Noise of many

Most systems designed for collective participation make individual action legible. Noise of Many inverts this. Each click changes a single pixel in a shared image permanently, but in almost all cases invisible to the person who made it. The image belongs to everyone who contributed and resembles no one, yet everyone.

The work started from a specific observation: online participation has largely been reorganized around consumption, and platforms track and monetize individual behavior while keeping collective structure opaque. The question was whether a system could do the opposite, making collective structure visible while the individual contribution dissolves into it.

Built as a web application backed by a real-time database, every click is stored and translated immediately onto a shared canvas, marked by a brief visual flash before dissolving into the accumulated image. With no author and no moderator, the canvas records aggregation rather than coordination. What accumulates is itself a form of noise, an order that emerges from statistical superimposition.

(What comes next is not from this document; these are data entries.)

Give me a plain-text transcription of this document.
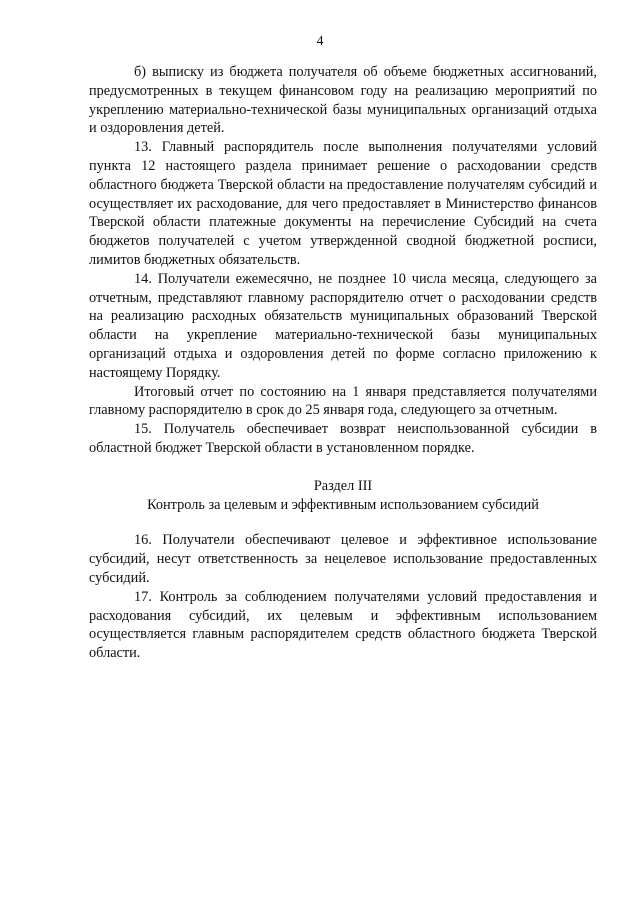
4

б) выписку из бюджета получателя об объеме бюджетных ассигнований, предусмотренных в текущем финансовом году на реализацию мероприятий по укреплению материально-технической базы муниципальных организаций отдыха и оздоровления детей.

13. Главный распорядитель после выполнения получателями условий пункта 12 настоящего раздела принимает решение о расходовании средств областного бюджета Тверской области на предоставление получателям субсидий и осуществляет их расходование, для чего предоставляет в Министерство финансов Тверской области платежные документы на перечисление Субсидий на счета бюджетов получателей с учетом утвержденной сводной бюджетной росписи, лимитов бюджетных обязательств.

14. Получатели ежемесячно, не позднее 10 числа месяца, следующего за отчетным, представляют главному распорядителю отчет о расходовании средств на реализацию расходных обязательств муниципальных образований Тверской области на укрепление материально-технической базы муниципальных организаций отдыха и оздоровления детей по форме согласно приложению к настоящему Порядку.

Итоговый отчет по состоянию на 1 января представляется получателями главному распорядителю в срок до 25 января года, следующего за отчетным.

15. Получатель обеспечивает возврат неиспользованной субсидии в областной бюджет Тверской области в установленном порядке.

Раздел III

Контроль за целевым и эффективным использованием субсидий

16. Получатели обеспечивают целевое и эффективное использование субсидий, несут ответственность за нецелевое использование предоставленных субсидий.

17. Контроль за соблюдением получателями условий предоставления и расходования субсидий, их целевым и эффективным использованием осуществляется главным распорядителем средств областного бюджета Тверской области.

Rancière’s concept of the distribution of the sensible shaped the framing: what gets to appear within a shared perceptual field? A single click is statistically negligible. In aggregation, however, these clicks compose something. The work lives in that gap between individual action and collective effect. Mouffe’s writing on democratic paradox adds a second frame: democratic participation does not converge toward consensus. The image Noise of Many accumulates reflects this. It is not legible as a collective decision.

A prototype is accessible at eeeh.fun.

Kaleidoscope

The piece was built around a simple premise: that people might move again as children do, out of curiosity rather than self-consciousness.

Two cameras track the dancer through optical flow. A TouchDesigner system translates movement into abstract projections: lines, flowing gradients, sudden fields of color. The setup forms a closed feedback loop. The dancer moves, the projection responds visibly, the dancer reacts to the response. The projection is not background. It is the material the performer works with in real time. This shifts what the system is asked to do. It does not interpret movement or render it accurately. It produces visual events that are legible enough for the performer to pick up on and unpredictable enough to prompt the next movement.

The loop runs in both directions: unfamiliar movement shifts perception, and shifted perception invites unfamiliar movement. The same dynamic became visible in the audience. The performance opened deliberately to participation, and visitors moved into it. Most of them started cautiously, then noticed the projection responding, and let that response carry them further than they would have moved on their own.